In a related development highlighting the expanding reach of generative AI, Adobe has recently announced the integration of a generative AI experience into its Acrobat PDF management software. This new feature, named AI Assistant in Acrobat, is poised to revolutionize the digital document experience.

Adobe announces its AI Assistant in Acrobat (beta).

Adobe announces its AI Assistant in Acrobat (beta). (Source – X).

As reported by The Verge, the AI Assistant, now available in beta for paying Acrobat users, is designed as a conversational engine to make navigating and understanding information in lengthy documents more efficient. This tool can summarize files, answer questions, and offer recommendations based on a document’s content, letting users interact more intuitively with their documents.

This innovation is particularly relevant for workplace efficiency and data handling. For example, the AI Assistant can significantly reduce the time spent managing extensive text documents, assisting with tasks such as quickly locating research information or condensing lengthy reports into concise summaries for emails, meetings, and presentations. The tool is compatible with various document formats, including Word and PowerPoint, and adheres to Adobe’s stringent data security protocols. It does not store or use customer document data for training purposes, addressing some privacy concerns prevalent in the workplace.

However, despite its recent release, the updated Adobe Acrobat has not been without complaints. One user expressed frustration on X, saying, “Adobe Acrobat is becoming increasingly unstable/glitchy. How can a $250bn company not get a PDF reader perfectly right?” They elaborated on the issues, mentioning, “Highlight text in a PDF and it glitches out and brings in the text from the previous page. Have a few too many tabs open and get a note about “too much memory” and a blank page.”

An X user says the new Adobe Acrobat is glitchy - generative ai work.

An X user says the new Adobe Acrobat is glitchy. (Source – X).

Another user vented on X about the updated Adobe Acrobat interface in Google Chrome: “It takes forever to load, it lags, it has a bunch of tools literally no one asked for. I just want to look at a pdf, why did they make it this complicated??”

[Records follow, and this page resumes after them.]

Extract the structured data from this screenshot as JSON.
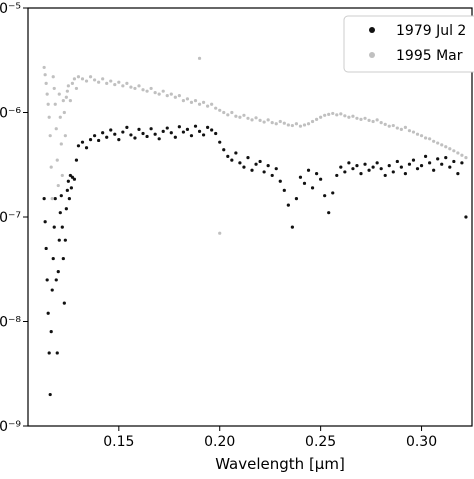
{
  "chart_data": {
    "type": "scatter",
    "title": "",
    "xlabel": "Wavelength [μm]",
    "ylabel": "",
    "x_scale": "linear",
    "y_scale": "log",
    "xlim": [
      0.105,
      0.325
    ],
    "ylim": [
      1e-09,
      1e-05
    ],
    "x_ticks": [
      0.15,
      0.2,
      0.25,
      0.3
    ],
    "x_tick_labels": [
      "0.15",
      "0.20",
      "0.25",
      "0.30"
    ],
    "y_ticks": [
      1e-09,
      1e-08,
      1e-07,
      1e-06,
      1e-05
    ],
    "y_tick_labels": [
      "10⁻⁹",
      "10⁻⁸",
      "10⁻⁷",
      "10⁻⁶",
      "10⁻⁵"
    ],
    "grid": false,
    "legend_position": "top-right",
    "series": [
      {
        "name": "1979 Jul 2",
        "color": "#111111",
        "points": [
          [
            0.113,
            1.5e-07
          ],
          [
            0.1135,
            9e-08
          ],
          [
            0.114,
            5e-08
          ],
          [
            0.1145,
            2.5e-08
          ],
          [
            0.115,
            1.2e-08
          ],
          [
            0.1155,
            5e-09
          ],
          [
            0.116,
            2e-09
          ],
          [
            0.1165,
            8e-09
          ],
          [
            0.117,
            2e-08
          ],
          [
            0.1175,
            4e-08
          ],
          [
            0.118,
            8e-08
          ],
          [
            0.1185,
            1.5e-07
          ],
          [
            0.119,
            2.5e-08
          ],
          [
            0.1195,
            5e-09
          ],
          [
            0.12,
            3e-08
          ],
          [
            0.1205,
            6e-08
          ],
          [
            0.121,
            1.1e-07
          ],
          [
            0.1215,
            1.6e-07
          ],
          [
            0.122,
            8e-08
          ],
          [
            0.1225,
            4e-08
          ],
          [
            0.123,
            1.5e-08
          ],
          [
            0.1235,
            6e-08
          ],
          [
            0.124,
            1.2e-07
          ],
          [
            0.1245,
            1.8e-07
          ],
          [
            0.125,
            2.2e-07
          ],
          [
            0.1255,
            1.5e-07
          ],
          [
            0.126,
            2.5e-07
          ],
          [
            0.1265,
            1.9e-07
          ],
          [
            0.127,
            2.4e-07
          ],
          [
            0.128,
            2.3e-07
          ],
          [
            0.129,
            3.5e-07
          ],
          [
            0.13,
            4.8e-07
          ],
          [
            0.132,
            5.2e-07
          ],
          [
            0.134,
            4.6e-07
          ],
          [
            0.136,
            5.5e-07
          ],
          [
            0.138,
            6e-07
          ],
          [
            0.14,
            5.4e-07
          ],
          [
            0.142,
            6.4e-07
          ],
          [
            0.144,
            5.8e-07
          ],
          [
            0.146,
            6.8e-07
          ],
          [
            0.148,
            6.2e-07
          ],
          [
            0.15,
            5.5e-07
          ],
          [
            0.152,
            6.5e-07
          ],
          [
            0.154,
            7.2e-07
          ],
          [
            0.156,
            6.1e-07
          ],
          [
            0.158,
            5.7e-07
          ],
          [
            0.16,
            6.9e-07
          ],
          [
            0.162,
            6.3e-07
          ],
          [
            0.164,
            5.9e-07
          ],
          [
            0.166,
            7e-07
          ],
          [
            0.168,
            6.2e-07
          ],
          [
            0.17,
            5.6e-07
          ],
          [
            0.172,
            6.6e-07
          ],
          [
            0.174,
            7.1e-07
          ],
          [
            0.176,
            6.4e-07
          ],
          [
            0.178,
            5.8e-07
          ],
          [
            0.18,
            7.3e-07
          ],
          [
            0.182,
            6.5e-07
          ],
          [
            0.184,
            6.9e-07
          ],
          [
            0.186,
            6e-07
          ],
          [
            0.188,
            7.4e-07
          ],
          [
            0.19,
            6.6e-07
          ],
          [
            0.192,
            6.1e-07
          ],
          [
            0.194,
            7.2e-07
          ],
          [
            0.196,
            6.8e-07
          ],
          [
            0.198,
            6.3e-07
          ],
          [
            0.2,
            5.2e-07
          ],
          [
            0.202,
            4.4e-07
          ],
          [
            0.204,
            3.8e-07
          ],
          [
            0.206,
            3.5e-07
          ],
          [
            0.208,
            4.1e-07
          ],
          [
            0.21,
            3.3e-07
          ],
          [
            0.212,
            3e-07
          ],
          [
            0.214,
            3.7e-07
          ],
          [
            0.216,
            2.8e-07
          ],
          [
            0.218,
            3.2e-07
          ],
          [
            0.22,
            3.4e-07
          ],
          [
            0.222,
            2.7e-07
          ],
          [
            0.224,
            3.1e-07
          ],
          [
            0.226,
            2.5e-07
          ],
          [
            0.228,
            2.9e-07
          ],
          [
            0.23,
            2.2e-07
          ],
          [
            0.232,
            1.8e-07
          ],
          [
            0.234,
            1.3e-07
          ],
          [
            0.236,
            8e-08
          ],
          [
            0.238,
            1.5e-07
          ],
          [
            0.24,
            2.4e-07
          ],
          [
            0.242,
            2.1e-07
          ],
          [
            0.244,
            2.8e-07
          ],
          [
            0.246,
            1.9e-07
          ],
          [
            0.248,
            2.6e-07
          ],
          [
            0.25,
            2.3e-07
          ],
          [
            0.252,
            1.6e-07
          ],
          [
            0.254,
            1.1e-07
          ],
          [
            0.256,
            1.7e-07
          ],
          [
            0.258,
            2.5e-07
          ],
          [
            0.26,
            3e-07
          ],
          [
            0.262,
            2.7e-07
          ],
          [
            0.264,
            3.3e-07
          ],
          [
            0.266,
            2.9e-07
          ],
          [
            0.268,
            3.1e-07
          ],
          [
            0.27,
            2.6e-07
          ],
          [
            0.272,
            3.2e-07
          ],
          [
            0.274,
            2.8e-07
          ],
          [
            0.276,
            3e-07
          ],
          [
            0.278,
            3.3e-07
          ],
          [
            0.28,
            2.9e-07
          ],
          [
            0.282,
            2.5e-07
          ],
          [
            0.284,
            3.1e-07
          ],
          [
            0.286,
            2.7e-07
          ],
          [
            0.288,
            3.4e-07
          ],
          [
            0.29,
            3e-07
          ],
          [
            0.292,
            2.6e-07
          ],
          [
            0.294,
            3.2e-07
          ],
          [
            0.296,
            3.5e-07
          ],
          [
            0.298,
            2.9e-07
          ],
          [
            0.3,
            3.1e-07
          ],
          [
            0.302,
            3.8e-07
          ],
          [
            0.304,
            3.3e-07
          ],
          [
            0.306,
            2.8e-07
          ],
          [
            0.308,
            3.6e-07
          ],
          [
            0.31,
            3.2e-07
          ],
          [
            0.312,
            3.7e-07
          ],
          [
            0.314,
            3e-07
          ],
          [
            0.316,
            3.4e-07
          ],
          [
            0.318,
            2.6e-07
          ],
          [
            0.32,
            3.3e-07
          ],
          [
            0.322,
            1e-07
          ]
        ]
      },
      {
        "name": "1995 Mar",
        "color": "#c0c0c0",
        "points": [
          [
            0.113,
            2.7e-06
          ],
          [
            0.1135,
            2.3e-06
          ],
          [
            0.114,
            1.9e-06
          ],
          [
            0.1145,
            1.5e-06
          ],
          [
            0.115,
            1.2e-06
          ],
          [
            0.1155,
            9e-07
          ],
          [
            0.116,
            6e-07
          ],
          [
            0.1165,
            3e-07
          ],
          [
            0.117,
            1.5e-07
          ],
          [
            0.1175,
            2.2e-06
          ],
          [
            0.118,
            1.7e-06
          ],
          [
            0.1185,
            1.2e-06
          ],
          [
            0.119,
            7e-07
          ],
          [
            0.1195,
            3.5e-07
          ],
          [
            0.12,
            2e-07
          ],
          [
            0.1205,
            1.5e-06
          ],
          [
            0.121,
            9e-07
          ],
          [
            0.1215,
            5e-07
          ],
          [
            0.122,
            2.5e-07
          ],
          [
            0.1225,
            1.3e-06
          ],
          [
            0.123,
            1e-06
          ],
          [
            0.1235,
            6e-07
          ],
          [
            0.124,
            1.4e-06
          ],
          [
            0.1245,
            1.6e-06
          ],
          [
            0.125,
            1.8e-06
          ],
          [
            0.126,
            1.3e-06
          ],
          [
            0.127,
            1.9e-06
          ],
          [
            0.128,
            2.1e-06
          ],
          [
            0.129,
            1.7e-06
          ],
          [
            0.13,
            2.2e-06
          ],
          [
            0.132,
            2.1e-06
          ],
          [
            0.134,
            2e-06
          ],
          [
            0.136,
            2.2e-06
          ],
          [
            0.138,
            2.05e-06
          ],
          [
            0.14,
            1.95e-06
          ],
          [
            0.142,
            2.1e-06
          ],
          [
            0.144,
            1.9e-06
          ],
          [
            0.146,
            2e-06
          ],
          [
            0.148,
            1.85e-06
          ],
          [
            0.15,
            1.95e-06
          ],
          [
            0.152,
            1.8e-06
          ],
          [
            0.154,
            1.9e-06
          ],
          [
            0.156,
            1.75e-06
          ],
          [
            0.158,
            1.7e-06
          ],
          [
            0.16,
            1.8e-06
          ],
          [
            0.162,
            1.65e-06
          ],
          [
            0.164,
            1.6e-06
          ],
          [
            0.166,
            1.7e-06
          ],
          [
            0.168,
            1.55e-06
          ],
          [
            0.17,
            1.5e-06
          ],
          [
            0.172,
            1.6e-06
          ],
          [
            0.174,
            1.45e-06
          ],
          [
            0.176,
            1.5e-06
          ],
          [
            0.178,
            1.4e-06
          ],
          [
            0.18,
            1.45e-06
          ],
          [
            0.182,
            1.3e-06
          ],
          [
            0.184,
            1.35e-06
          ],
          [
            0.186,
            1.25e-06
          ],
          [
            0.188,
            1.3e-06
          ],
          [
            0.19,
            1.2e-06
          ],
          [
            0.192,
            1.25e-06
          ],
          [
            0.194,
            1.15e-06
          ],
          [
            0.196,
            1.2e-06
          ],
          [
            0.198,
            1.1e-06
          ],
          [
            0.2,
            1.05e-06
          ],
          [
            0.202,
            1e-06
          ],
          [
            0.204,
            9.5e-07
          ],
          [
            0.206,
            1e-06
          ],
          [
            0.208,
            9.2e-07
          ],
          [
            0.21,
            9e-07
          ],
          [
            0.212,
            9.4e-07
          ],
          [
            0.214,
            8.8e-07
          ],
          [
            0.216,
            8.5e-07
          ],
          [
            0.218,
            8.9e-07
          ],
          [
            0.22,
            8.4e-07
          ],
          [
            0.222,
            8.1e-07
          ],
          [
            0.224,
            8.5e-07
          ],
          [
            0.226,
            8e-07
          ],
          [
            0.228,
            7.8e-07
          ],
          [
            0.23,
            8.2e-07
          ],
          [
            0.232,
            7.9e-07
          ],
          [
            0.234,
            7.6e-07
          ],
          [
            0.236,
            7.5e-07
          ],
          [
            0.238,
            7.8e-07
          ],
          [
            0.24,
            7.4e-07
          ],
          [
            0.242,
            7.6e-07
          ],
          [
            0.244,
            7.8e-07
          ],
          [
            0.246,
            8.2e-07
          ],
          [
            0.248,
            8.6e-07
          ],
          [
            0.25,
            9e-07
          ],
          [
            0.252,
            9.4e-07
          ],
          [
            0.254,
            9.6e-07
          ],
          [
            0.256,
            9.8e-07
          ],
          [
            0.258,
            9.5e-07
          ],
          [
            0.26,
            9.7e-07
          ],
          [
            0.262,
            9.3e-07
          ],
          [
            0.264,
            9e-07
          ],
          [
            0.266,
            9.2e-07
          ],
          [
            0.268,
            8.8e-07
          ],
          [
            0.27,
            8.6e-07
          ],
          [
            0.272,
            8.8e-07
          ],
          [
            0.274,
            8.4e-07
          ],
          [
            0.276,
            8.2e-07
          ],
          [
            0.278,
            8.5e-07
          ],
          [
            0.28,
            8e-07
          ],
          [
            0.282,
            7.7e-07
          ],
          [
            0.284,
            7.4e-07
          ],
          [
            0.286,
            7.5e-07
          ],
          [
            0.288,
            7.1e-07
          ],
          [
            0.29,
            6.9e-07
          ],
          [
            0.292,
            7.2e-07
          ],
          [
            0.294,
            6.7e-07
          ],
          [
            0.296,
            6.5e-07
          ],
          [
            0.298,
            6.2e-07
          ],
          [
            0.3,
            6e-07
          ],
          [
            0.302,
            5.7e-07
          ],
          [
            0.304,
            5.6e-07
          ],
          [
            0.306,
            5.3e-07
          ],
          [
            0.308,
            5.1e-07
          ],
          [
            0.31,
            4.9e-07
          ],
          [
            0.312,
            4.7e-07
          ],
          [
            0.314,
            4.5e-07
          ],
          [
            0.316,
            4.3e-07
          ],
          [
            0.318,
            4.1e-07
          ],
          [
            0.32,
            3.9e-07
          ],
          [
            0.322,
            3.7e-07
          ],
          [
            0.19,
            3.3e-06
          ],
          [
            0.2,
            7e-08
          ]
        ]
      }
    ]
  }
}
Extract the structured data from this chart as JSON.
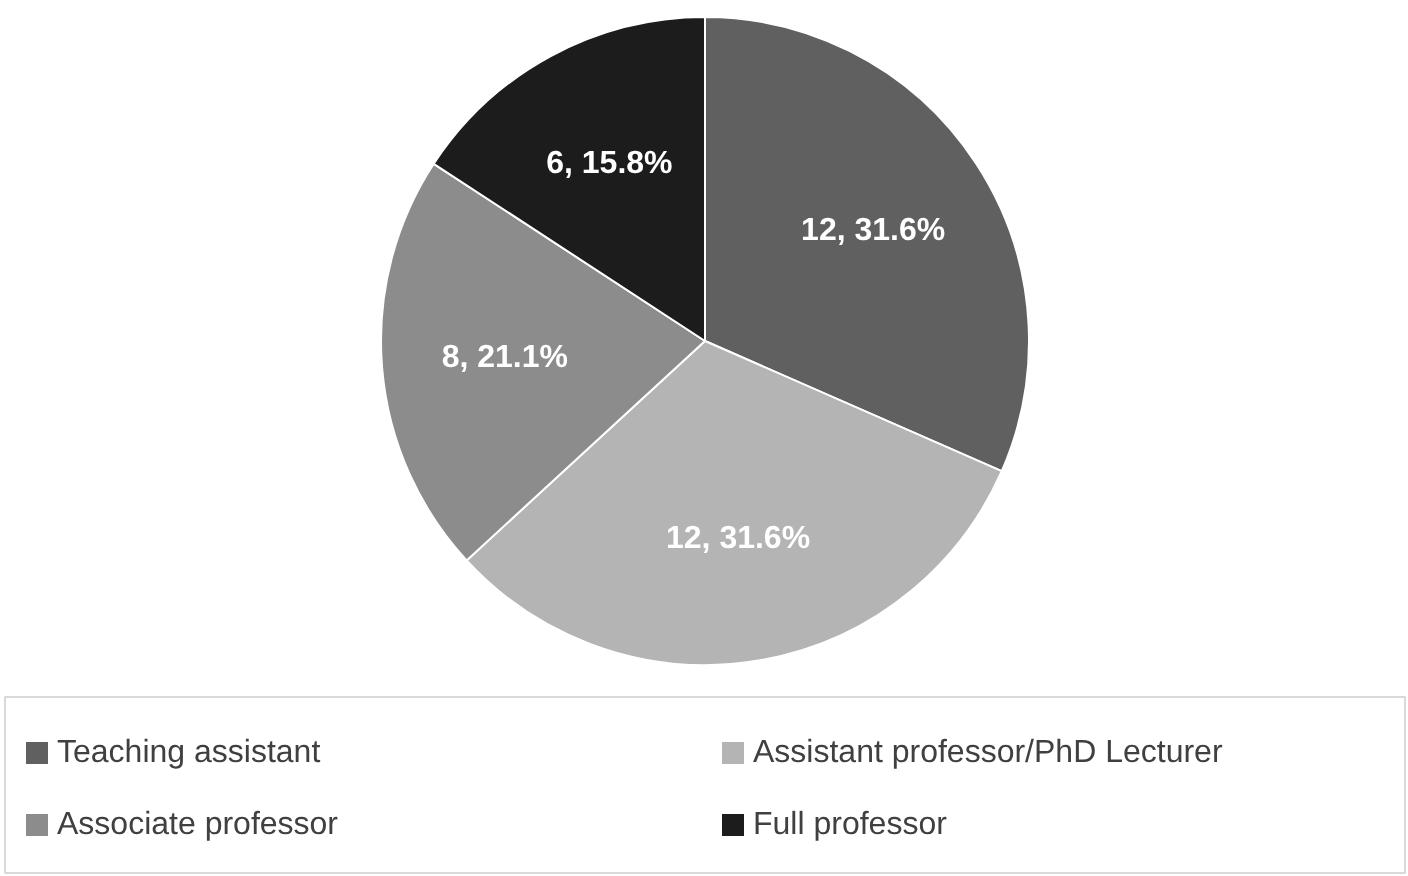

Despite complaints being raised by Acrobat’s users, the introduction of Adobe’s AI Assistant in Acrobat underscores the potential of generative AI tools to enhance productivity and streamline workflows in a corporate setting. It also highlights the importance of developing comprehensive guidelines and policies for generative AI use as organizations adopt these advanced technologies to stay competitive and efficient. Adobe’s initiative in incorporating generative AI into its widely used software could set a precedent for how other companies might integrate such technology in a user-friendly and secure manner.

The demand for clear generative AI policies at work

A significant majority of employees in Singapore—over 80%—express a desire for clear guidelines, policies, and training on generative AI usage within their organizations. The primary reasons include understanding proper tool usage (70%), risk mitigation (51%), and fostering fairness in the workplace (30%).

Ng emphasizes a fundamental principle: “One thing is certain: if you fail to plan, plan to fail. Without establishing any proper guidelines on the use of generative AI, organizations could face regulatory compliance violations.”

He further adds, “To enjoy the benefits without increasing risk, it is critical for organizations to develop, implement and clearly communicate guidelines and policies on the appropriate use of generative AI, along with putting the right data compliance and governance tools in place for ongoing enforcement.”